Honestly, I fear I wasn’t paying close attention, so perhaps I’m not qualified to speak on this. If I had to hypothesize about the controversy, I would guess that someone brought up the issue of privilege, arguing that it was self-centered and oppressive for white males in the US to endorse sobriety as a universally applicable stance. To some extent, I agree with that critique, though I don’t think it’s necessarily oppressive for a white male to suggest to a community predominantly composed of other white males that they should consider sobriety as an aspect of their radical practice.

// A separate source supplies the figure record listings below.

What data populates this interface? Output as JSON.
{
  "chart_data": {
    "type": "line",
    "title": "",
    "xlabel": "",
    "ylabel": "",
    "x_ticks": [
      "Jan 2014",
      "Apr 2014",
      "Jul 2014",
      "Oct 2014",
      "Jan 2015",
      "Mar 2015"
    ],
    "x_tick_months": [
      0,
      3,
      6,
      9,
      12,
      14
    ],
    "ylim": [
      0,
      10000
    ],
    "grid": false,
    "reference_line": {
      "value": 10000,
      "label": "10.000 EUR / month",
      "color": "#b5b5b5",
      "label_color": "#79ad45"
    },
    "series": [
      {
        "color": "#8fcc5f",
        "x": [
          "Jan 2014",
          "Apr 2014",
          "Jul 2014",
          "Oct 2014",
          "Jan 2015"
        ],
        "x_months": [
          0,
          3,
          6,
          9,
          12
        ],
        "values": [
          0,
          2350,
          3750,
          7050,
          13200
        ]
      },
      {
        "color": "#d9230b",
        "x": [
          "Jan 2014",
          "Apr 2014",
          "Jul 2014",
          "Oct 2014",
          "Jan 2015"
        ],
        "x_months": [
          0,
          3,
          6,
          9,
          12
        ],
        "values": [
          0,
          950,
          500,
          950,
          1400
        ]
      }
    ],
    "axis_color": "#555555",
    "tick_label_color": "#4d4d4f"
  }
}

If memory serves, “Wasted Indeed” was originally written for the “Food and Drink” issue of Fifth Estate, North America’s longest-running anarchist periodical. Fifth Estate has a sort of hippy reputation, so it was a deliberately provocative submission; the editors were actually quite hesitant about putting it in, shortened it, and included a disclaimer saying that they loved to get drunk themselves. It appeared after that in the reunion issue of Inside Front, an anarchist magazine that had developed in the straight edge hardcore scene, which was a context in which it was somewhat less controversial. I think it’s written to speak to people who are already somewhat familiar with radical ideas, in order to draw the connections between liberation and sobriety for that particular readership.
I think the further away one gets from one’s own cultural context, the less likely it is that one’s opinions will be applicable to others. So I certainly can’t say whether anything in “Wasted Indeed” would be relevant to women in Zapatista communities or underclass bankrobbers a century ago in France. At the same time, women in Zapatista communities are well known for pushing for sobriety in their communities as part of their struggle, and in France a century ago the anarchist bankrobbers who invented the getaway car (nowadays known as the Bonnot Gang) were sober and strictly vegetarian ... so who knows, maybe it’s an idea with wide relevance! The point is, that’s up to others to decide, in their own contexts, not for us to decide from ours.